ISTANBUL, Turkey - A silver tiki engraved with the name of a New Zealand soldier who fought on the battlefields of World War 1 came close to finding a new home this year.
Former army nurse Daphne Shaw gave serious thought to leaving the tiki, which was worn by her grandfather Norman Dickie, on the Anzac battlefield in Turkey.
Some 3000 New Zealand soldiers died on Gallipoli, and thousands more in Sinai, Palestine, and on the Western Front .
Mr Dickie lived to return to New Zealand.
When Ms Shaw discussed the future of the precious memento with her family, she decided it should be passed from generation to generation rather than left on a foreign battlefield.
Ms Shaw, who served for a year in Vietnam during her 27 years in the army, said she had a special affinity with Gallipoli, a place cemented in New Zealand history.
"Just taking it (the tiki) there...it is going to be quite emotional," she said, as she travelled on an air force Boeing 757 as part of the official trip back to the battlefields to commemorate the 90th anniversary of the landings.
"I think a few tears will be shed," she said.
Ms Shaw believed the visit would be tough, memorable and honourable, saying the troops were tough young volunteers who had done what they were told.
"They all volunteered and were anxious to go," she said.
"They were farmers and this sort of thing which was what my grandfather was too."
Her grandfather was born and died near Clevedon, south of Auckland.
She said after her grandmother died he moved in with her parents and she got to know him well.
Mr Dickie died in 1973 but he had refused to talk about the war and the suffering of himself and thousands of others who survived or were killed.
"He was very reluctant. He said it was a time he really didn't want to remember.
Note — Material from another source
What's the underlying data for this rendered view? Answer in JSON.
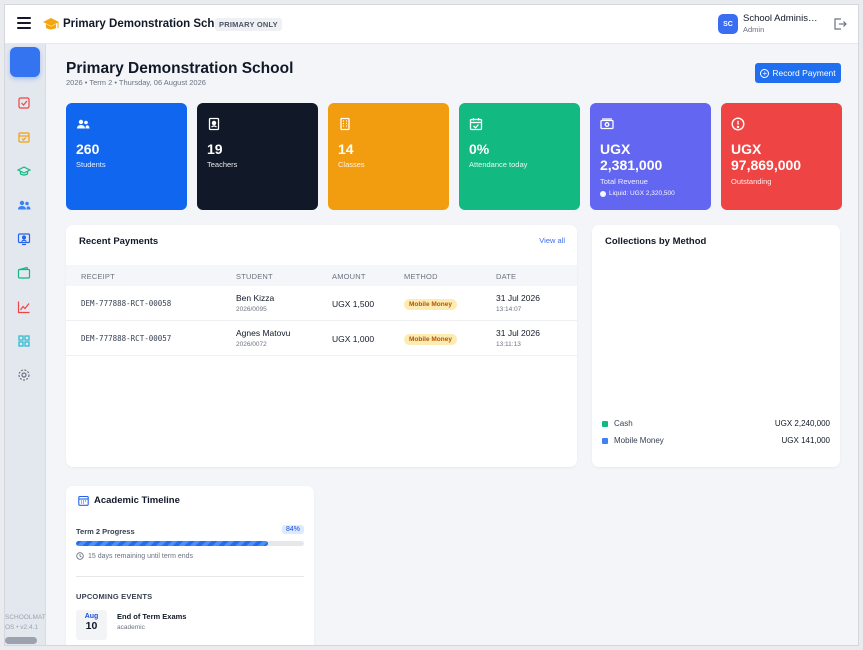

He said a lot of it was so horrendous he didn't want to remember," Ms Shaw told NZPA.
She said ignoring the war was probably his way of coping with the death, the maiming, the dysentery and the disease that he saw while serving with the New Zealand Division.
She said in World War 1 no one recognised post traumatic stress disorder and it was simply not treated.
Many old soldiers were left without help and with dire straights because of their mental condition caused by the trauma of war.
"Now post traumatic stress disorder is well recognised in both military and civilian pursuits."
Ms Shaw said the visit would help honour her beloved grandfather, and the thousands who died or who were wounded at Gallipoli.
Ms Shaw, who visited Anzac Cove in 1969, said that visit had changed her and she expected no less from the visit this year
More than 20,000 people were expected on Anzac Cove this year to commemorate the 90th landings, including Prime Minister Helen Clark.